At home, employees are generally free to use their social media accounts as they like. But they would run afoul of the Hatch Act, which prevents employees from politicking on government time, if they promote politicians while on work time.

Using Twitter accounts to raise money is illegal no matter when it happens, said the Office of Special Counsel, which governs Hatch Act violations.

“With social media so accessible, employees want to know what political activity they can and can’t engage in on Facebook, Twitter, and other sites and stay clearly within the law,” said Henry J. Kerner, special counsel.

Those rules have been tested by the ubiquity of smart phones and access to the internet even during work, when employees may think they’re on a break and on their own time.

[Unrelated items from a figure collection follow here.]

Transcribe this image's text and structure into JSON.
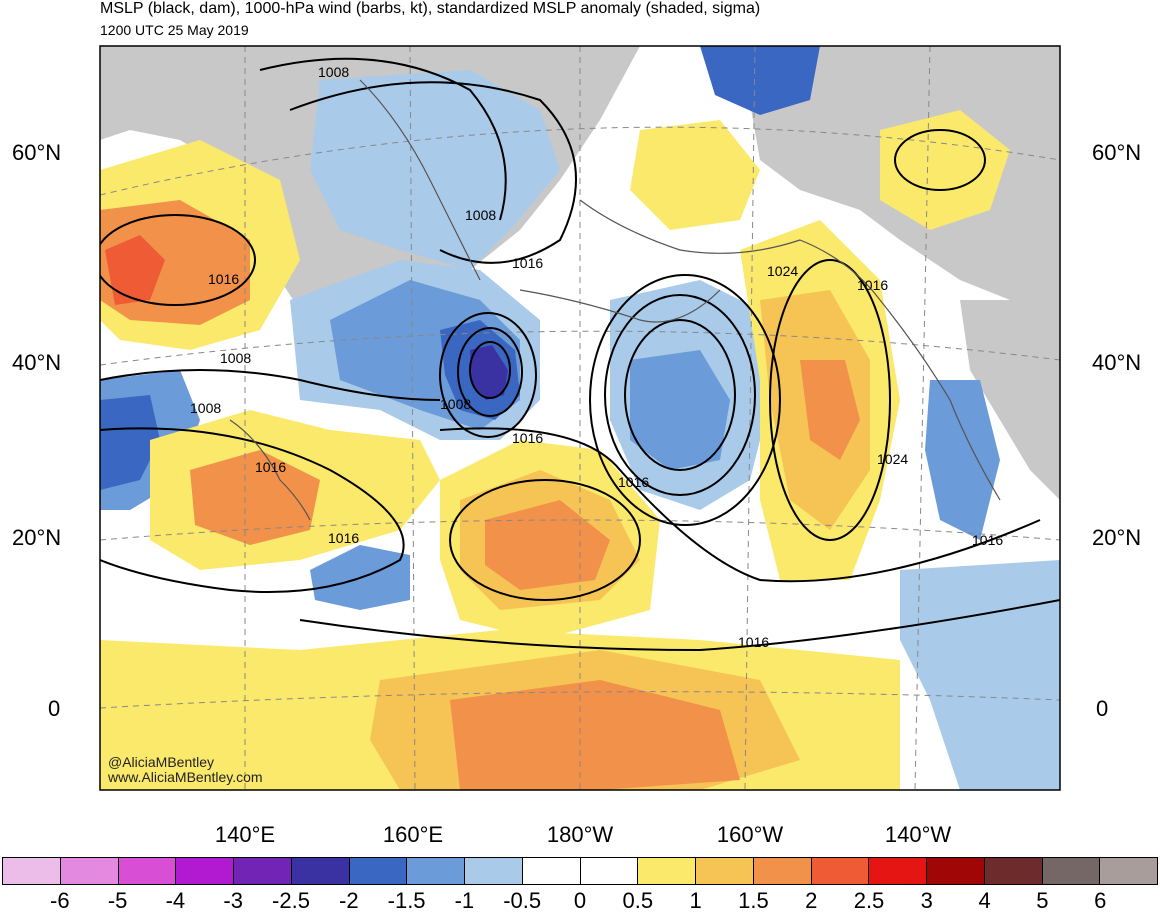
{
  "header": {
    "title": "MSLP (black, dam), 1000-hPa wind (barbs, kt), standardized MSLP anomaly (shaded, sigma)",
    "subtitle": "1200 UTC 25 May 2019"
  },
  "credits": [
    "@AliciaMBentley",
    "www.AliciaMBentley.com"
  ],
  "lat_labels": [
    "60°N",
    "40°N",
    "20°N",
    "0"
  ],
  "lon_labels": [
    "140°E",
    "160°E",
    "180°W",
    "160°W",
    "140°W"
  ],
  "contour_labels": [
    "1008",
    "1008",
    "1016",
    "1008",
    "1008",
    "1016",
    "1016",
    "1008",
    "1016",
    "1016",
    "1016",
    "1024",
    "1016",
    "1024",
    "1016",
    "1016"
  ],
  "colorbar": {
    "unit": "sigma",
    "ticks": [
      "-6",
      "-5",
      "-4",
      "-3",
      "-2.5",
      "-2",
      "-1.5",
      "-1",
      "-0.5",
      "0",
      "0.5",
      "1",
      "1.5",
      "2",
      "2.5",
      "3",
      "4",
      "5",
      "6"
    ],
    "colors": [
      "#ebbde8",
      "#e38ae0",
      "#d84fd6",
      "#b21ad1",
      "#7224b5",
      "#3a32a3",
      "#3a67c2",
      "#6b9bd8",
      "#a9cbe9",
      "#ffffff",
      "#ffffff",
      "#fbe96b",
      "#f6c355",
      "#f2914a",
      "#ee5b35",
      "#e41512",
      "#a10607",
      "#6d2b2c",
      "#746766",
      "#a99d9c"
    ]
  },
  "map": {
    "colors": {
      "land_missing": "#c8c8c8",
      "contour": "#000000",
      "coastline": "#555555",
      "gridline": "#888888"
    }
  }
}
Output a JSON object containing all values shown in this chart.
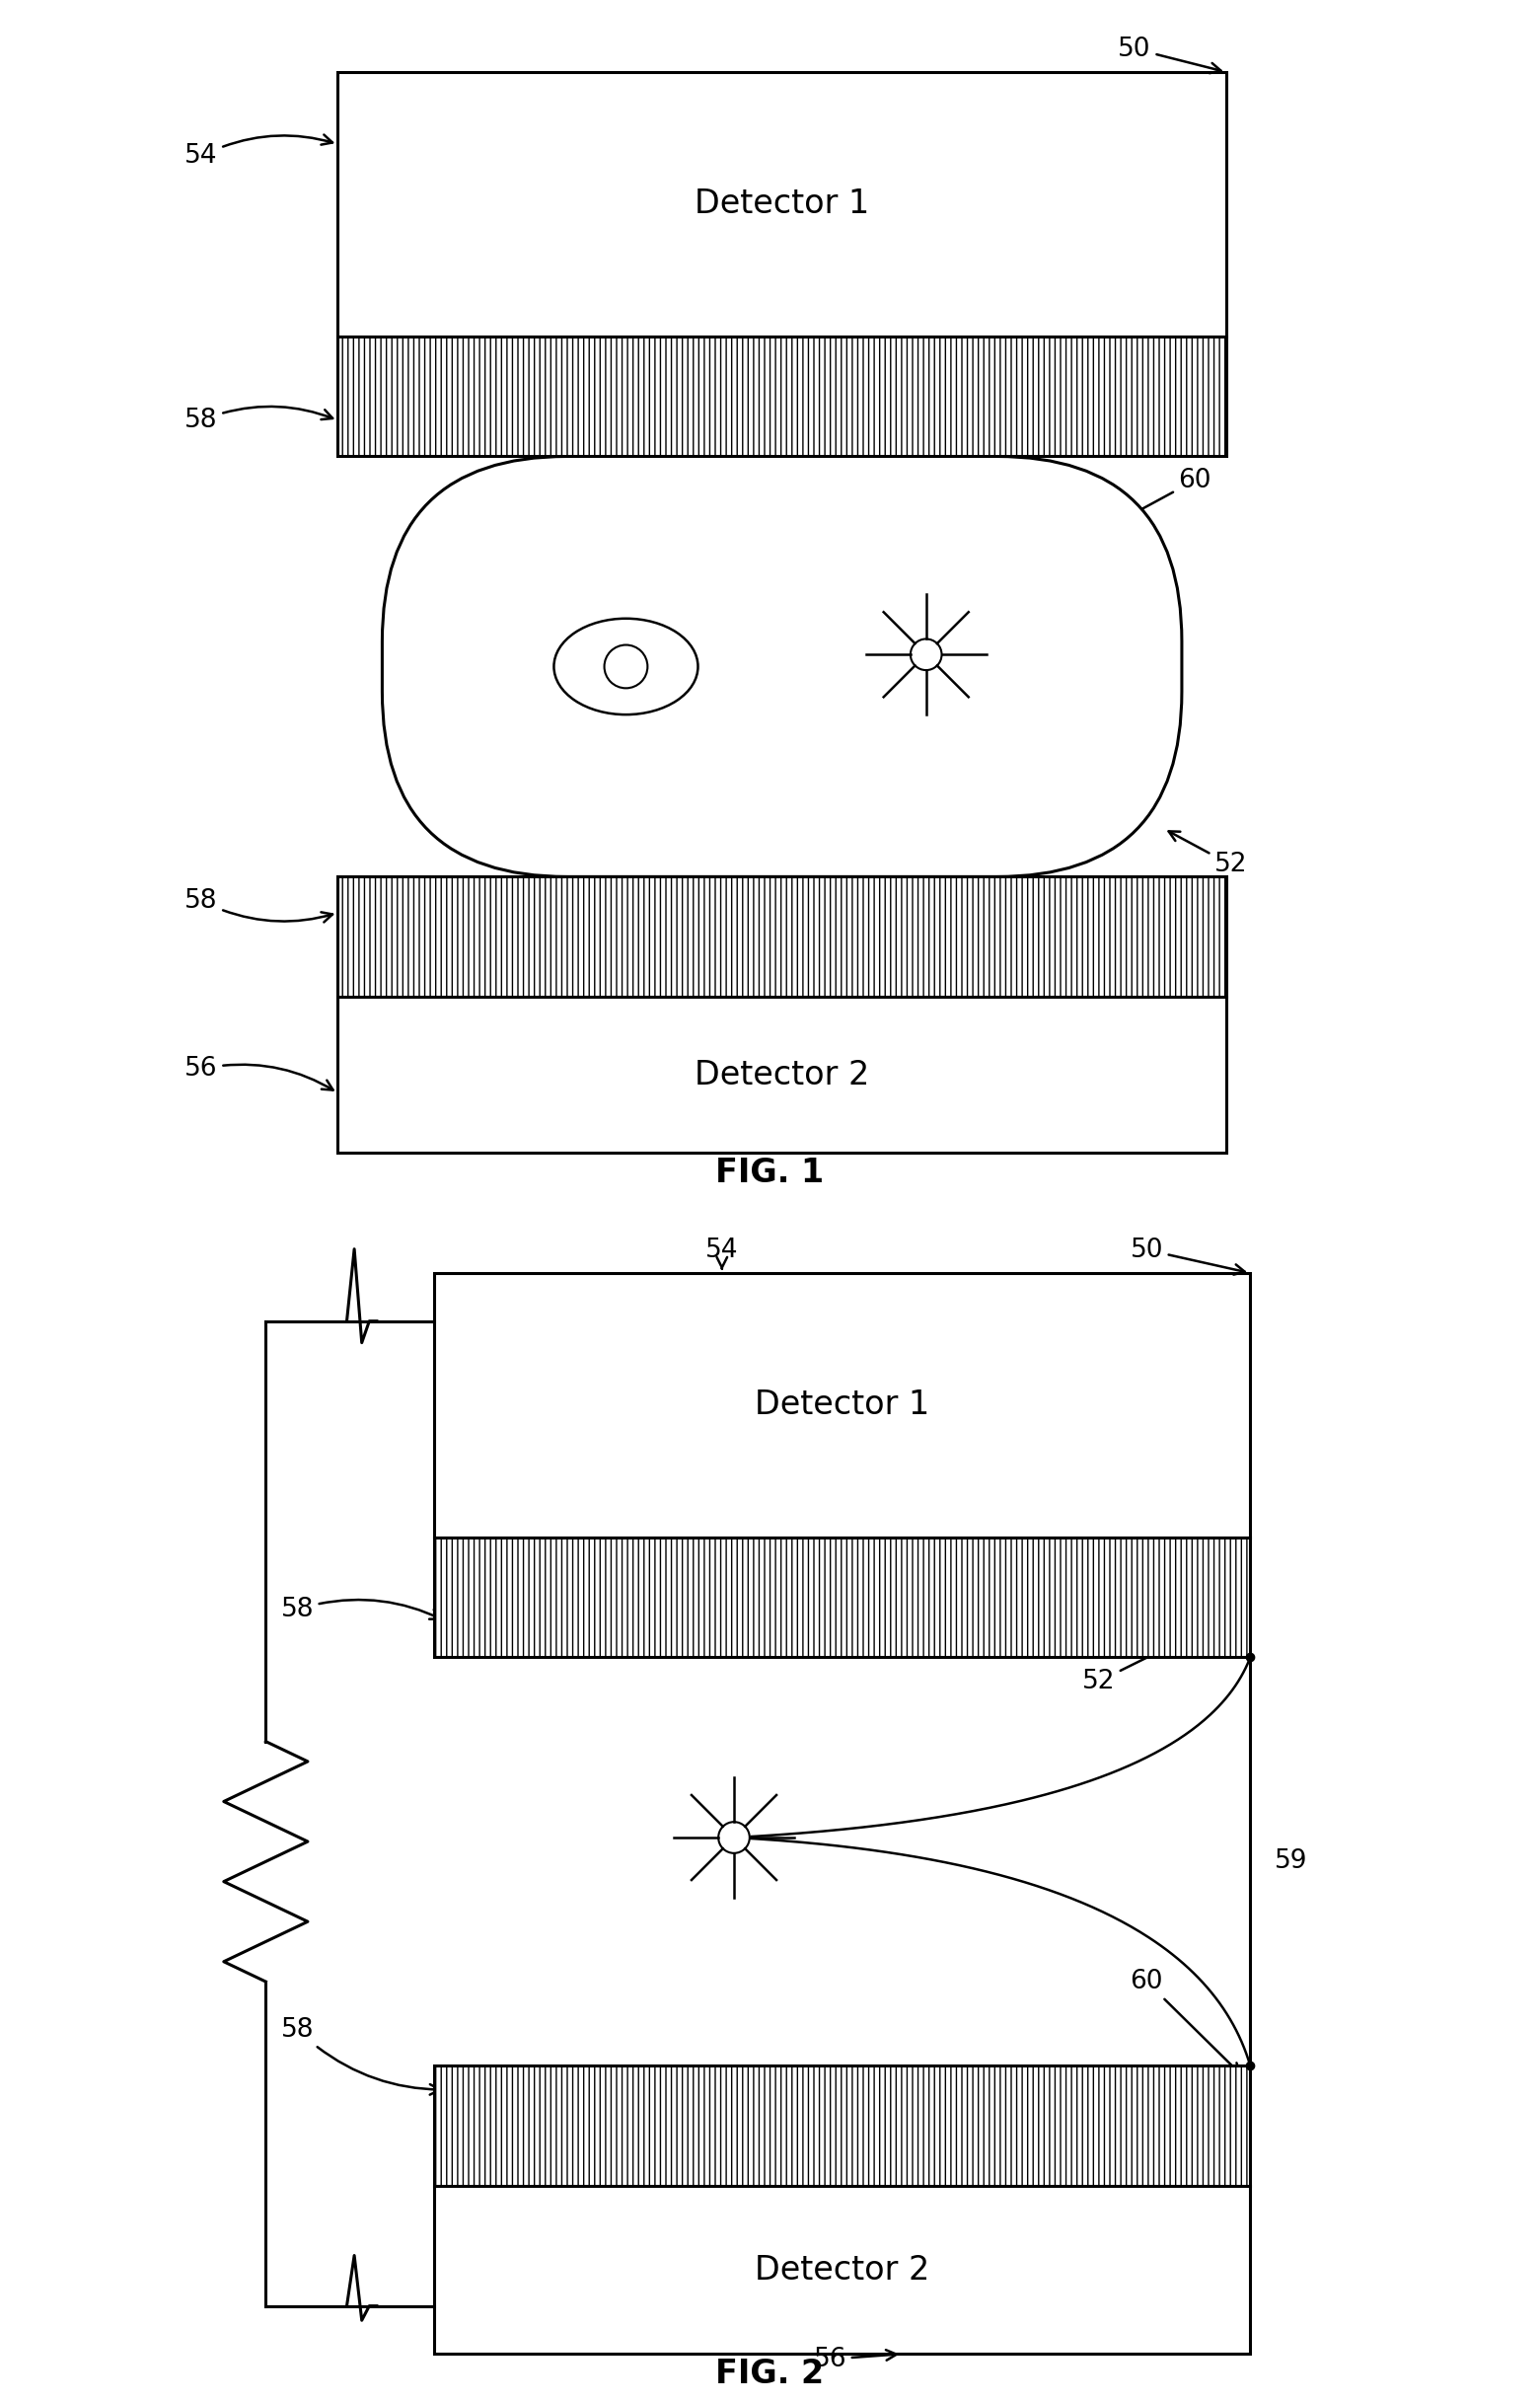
{
  "fig1": {
    "title": "FIG. 1",
    "detector1_label": "Detector 1",
    "detector2_label": "Detector 2",
    "label_50": "50",
    "label_52": "52",
    "label_54": "54",
    "label_56": "56",
    "label_58_top": "58",
    "label_58_bot": "58",
    "label_60": "60"
  },
  "fig2": {
    "title": "FIG. 2",
    "detector1_label": "Detector 1",
    "detector2_label": "Detector 2",
    "label_50": "50",
    "label_52": "52",
    "label_54": "54",
    "label_56": "56",
    "label_58_top": "58",
    "label_58_bot": "58",
    "label_59": "59",
    "label_60": "60"
  },
  "bg_color": "#ffffff",
  "font_size_label": 19,
  "font_size_fig": 24,
  "font_size_detector": 24
}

The agency’s guidelines tell employees they can list their official work titles on social media profiles, but they cannot fundraise or promote a politician or political party.

They also are prohibited from using an alias on social media to solicit support for a candidate, political party or advocacy group.

Using an alias to get around the rules is also forbidden, the new guidance says.

The rules come after a United States Postal Service employee received a 50 day suspension for wearing a Sen. Bernard Sanders sticker on his uniform during the 2016 campaign.

The employee had also made more than 100 posts online in support of Mr. Sanders, and “anti” both Donald Trump and Hillary Clinton.